BP holdings: Gulf spill lawyer says, Tough talk will backfire

10 Years Ago


Source
LONDON (Reuters) - BP's hard-line legal tactics aimed at capping the financial blowout from the 2010 Gulf of Mexico oil disaster will backfire, according to Joe Rice, negotiator of last year's settlement on behalf of over 100,000 compensation claimants.

Until six months ago, the British oil company sought to co-operate and negotiate its way through the web of litigation spun around it by government bodies, private individuals and businesses.

It pleaded guilty to criminal misconduct in November 2012, having agreed in March the same year to a compensation settlement with the Plaintiffs' Steering Committee (PSC) on which Rice sits.

But with $42.4 billion so far spent or earmarked for spending on clean-up, compensation payments, fines and costs, and with assets that generated $5 billion of cash flow a year sold to pay that bill, BP's management finds itself still a long way from the financial "closure" it craves, and so has changed tack.

In February it gave up hope of settling the civil charges that could add tens of billions more to its bill, and a trial began in New Orleans under judge Carl Barbier. The second phase of that trial is due to start on Sept 30 with federal charges brought under the Clean Water Act and damage claims sought by Gulf Coast states at stake.
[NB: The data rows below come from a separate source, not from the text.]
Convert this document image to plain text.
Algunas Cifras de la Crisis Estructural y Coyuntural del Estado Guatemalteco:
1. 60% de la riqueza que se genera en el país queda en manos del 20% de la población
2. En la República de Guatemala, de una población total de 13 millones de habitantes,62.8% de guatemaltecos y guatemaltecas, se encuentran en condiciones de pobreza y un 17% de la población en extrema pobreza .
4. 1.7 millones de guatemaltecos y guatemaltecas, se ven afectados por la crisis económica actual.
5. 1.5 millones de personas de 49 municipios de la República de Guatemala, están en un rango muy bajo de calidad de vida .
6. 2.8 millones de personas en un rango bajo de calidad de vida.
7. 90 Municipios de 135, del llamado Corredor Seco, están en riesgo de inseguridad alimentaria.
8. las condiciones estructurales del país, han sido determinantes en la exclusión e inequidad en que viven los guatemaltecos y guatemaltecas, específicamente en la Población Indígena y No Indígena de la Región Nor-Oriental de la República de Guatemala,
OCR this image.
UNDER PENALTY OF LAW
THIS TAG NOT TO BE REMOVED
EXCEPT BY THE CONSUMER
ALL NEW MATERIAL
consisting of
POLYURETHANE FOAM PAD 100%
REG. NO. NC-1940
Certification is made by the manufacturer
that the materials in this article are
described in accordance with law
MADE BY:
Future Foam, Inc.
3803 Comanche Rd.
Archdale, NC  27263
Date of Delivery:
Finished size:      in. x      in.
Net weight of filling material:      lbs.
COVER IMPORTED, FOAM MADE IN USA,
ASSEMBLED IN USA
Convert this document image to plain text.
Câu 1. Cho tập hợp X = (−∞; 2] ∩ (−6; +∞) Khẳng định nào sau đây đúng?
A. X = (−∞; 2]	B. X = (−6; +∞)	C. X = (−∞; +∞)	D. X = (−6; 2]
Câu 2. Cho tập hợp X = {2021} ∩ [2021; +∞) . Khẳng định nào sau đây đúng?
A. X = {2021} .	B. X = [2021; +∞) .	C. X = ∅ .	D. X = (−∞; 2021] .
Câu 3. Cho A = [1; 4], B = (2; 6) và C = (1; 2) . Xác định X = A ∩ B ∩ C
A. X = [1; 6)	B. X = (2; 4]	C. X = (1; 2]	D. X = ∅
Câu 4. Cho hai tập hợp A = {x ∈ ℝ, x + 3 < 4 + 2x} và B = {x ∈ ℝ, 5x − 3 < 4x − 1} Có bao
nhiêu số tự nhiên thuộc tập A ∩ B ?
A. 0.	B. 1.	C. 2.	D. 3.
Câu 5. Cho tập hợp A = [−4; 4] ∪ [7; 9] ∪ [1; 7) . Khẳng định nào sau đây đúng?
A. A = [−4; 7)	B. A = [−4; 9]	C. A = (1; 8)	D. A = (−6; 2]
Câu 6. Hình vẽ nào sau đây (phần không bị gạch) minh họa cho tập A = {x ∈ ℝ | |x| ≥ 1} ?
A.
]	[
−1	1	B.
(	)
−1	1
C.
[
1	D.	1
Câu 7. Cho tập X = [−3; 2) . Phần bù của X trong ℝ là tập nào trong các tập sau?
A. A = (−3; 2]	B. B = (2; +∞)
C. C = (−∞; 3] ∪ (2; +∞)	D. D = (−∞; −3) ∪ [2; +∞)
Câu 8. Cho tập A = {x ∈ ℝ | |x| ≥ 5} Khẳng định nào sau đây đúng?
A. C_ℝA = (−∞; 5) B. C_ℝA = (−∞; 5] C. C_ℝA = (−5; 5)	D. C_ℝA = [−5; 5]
Then in March as its bill began to overshoot estimated costs, BP began to contest the way payouts were being made under the PSC settlement - saying too many undeserving claims were getting through, calling some of them "fictitious" and "absurd".

It failed to convince Barbier. Participants await the outcome of a one-day appeal hearing on July 8 at The U.S. Fifth Circuit Court of Appeal, also in New Orleans.

BP has also baulked at paying claims administrator Patrick Juneau's costs, has expressed concern at the amount of money being made by lawyers, and launched its own "fraud hotline" after allegations of misconduct in the payout process.

Then this week, it began a separate lawsuit against the Environmental Protection Agency (EPA), seeking to lift its exclusion from bidding for new federal contracts following its criminal conviction in November.

BATTLE OF NEW ORLEANS

At a quarterly results presentation on July 30, BP's chief executive Bob Dudley, himself an American, said the U.S. legal system needed reform and that BP was "digging in ... for the long-haul on legal matters" over the spill, which killed 11 people and caused the United States' worst offshore environmental disaster.

"We're going back to the 1814 attack on New Orleans by the British," Rice told Reuters by telephone in a reference to a Christmas-time campaign at the end of the 1812-1815 war. Hard-pressed U.S. forces were victorious in the ensuing Battle of New Orleans on Jan 8, 1815, the inspiration for Johnny Horton's eponymous 1959 hit song.

"They're attacking our entire judicial system. They're attacking the judge. They're attacking the claims administrator they helped appoint. They're attacking the lawyers for representing people. Now they've filed an attack on the U.S. government demanding that they do business with them.